The Airnet offers a similar aerodynamic shape to Specialized’s Evade helmet but that’s where the likeness ends. The Airnet is a more practical helmet with serious consideration given to cooling. It has 23 vents forming channels for air to flow over the head and out the exhaust ports at the rear, which work well to keep the head cool in hot conditions. The aerodynamic benefits of the helmet are a bit harder for us to ascertain.
The Airnet features an optional cap which is attached to the inner padding. I found the cap very practical for keeping out the early morning sun and protection from bad weather. The cap flips up out of sight should you wish to look a bit more stylish. For purists who wish to go visorless or have their own caps, the Airnet also arrives with a full set of inner pads without the cap attached.
The practicality of the Airnet compared to the dedicated aero helmets further up the Specialized hierarchy (and price range) comes with a slight weight penalty.

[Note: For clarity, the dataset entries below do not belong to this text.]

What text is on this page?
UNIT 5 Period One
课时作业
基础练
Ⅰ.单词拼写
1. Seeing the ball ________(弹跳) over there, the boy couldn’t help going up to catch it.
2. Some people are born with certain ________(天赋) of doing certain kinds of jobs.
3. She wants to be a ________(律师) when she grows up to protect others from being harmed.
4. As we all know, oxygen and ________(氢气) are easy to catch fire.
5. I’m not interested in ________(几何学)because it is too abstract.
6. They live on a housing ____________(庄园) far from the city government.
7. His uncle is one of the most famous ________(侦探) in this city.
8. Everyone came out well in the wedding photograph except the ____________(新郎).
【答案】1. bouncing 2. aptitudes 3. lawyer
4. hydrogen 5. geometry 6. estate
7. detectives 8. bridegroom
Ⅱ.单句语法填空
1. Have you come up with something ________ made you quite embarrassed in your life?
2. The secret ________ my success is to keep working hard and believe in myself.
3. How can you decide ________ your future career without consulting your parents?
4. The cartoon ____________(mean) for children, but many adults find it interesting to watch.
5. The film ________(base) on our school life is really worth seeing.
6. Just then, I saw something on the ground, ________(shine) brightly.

The Airnet retails for R2,160 weighing 308 grams in size medium with the cap fitted (claimed weight without it is 283 grams) while the aerodynamic SWorks Evade weighs around 270 grams but costs R3,760.
Comfort and fit
We’ve yet to test an uncomfortable Specialized helmet, and the Airnet continues this trend. The retention system is simple to use with a familiar dial to tighten. The ‘Mindset’ 5 point height adjustment goes a long way to improving the overall comfort but adjustment can be a bit sticky requiring some delicacy to get the right setting. As an overall package, the retention system does well at providing a sturdy and comfortable fit.
The merino wool padding is sufficient and stays reasonably dry when things get sweaty. I experienced no pressure points and quickly forgot about the helmet once it was placed it on my head.
Specialized have used their fixed Tri-Fix splitting system on the straps. I find that it keeps the strapping clear of my ears and I enjoy not having to fuss with setting the height of the Y-joint but with it being unadjustable, it might be worth checking that you are not an outlier on the fit curve.
The general build quality and finishing of the Airnet are excellent. Added touches include grips in the front and rear of the side air vents for storing sunglasses and reflective strips on the rear for added visibility.
The Specialized Airnet is a solid package, offering some aerodynamic advantage while still keeping the head cool. It might be a bit heavier than some helmets but with many practical features, you will find this easy to forgive.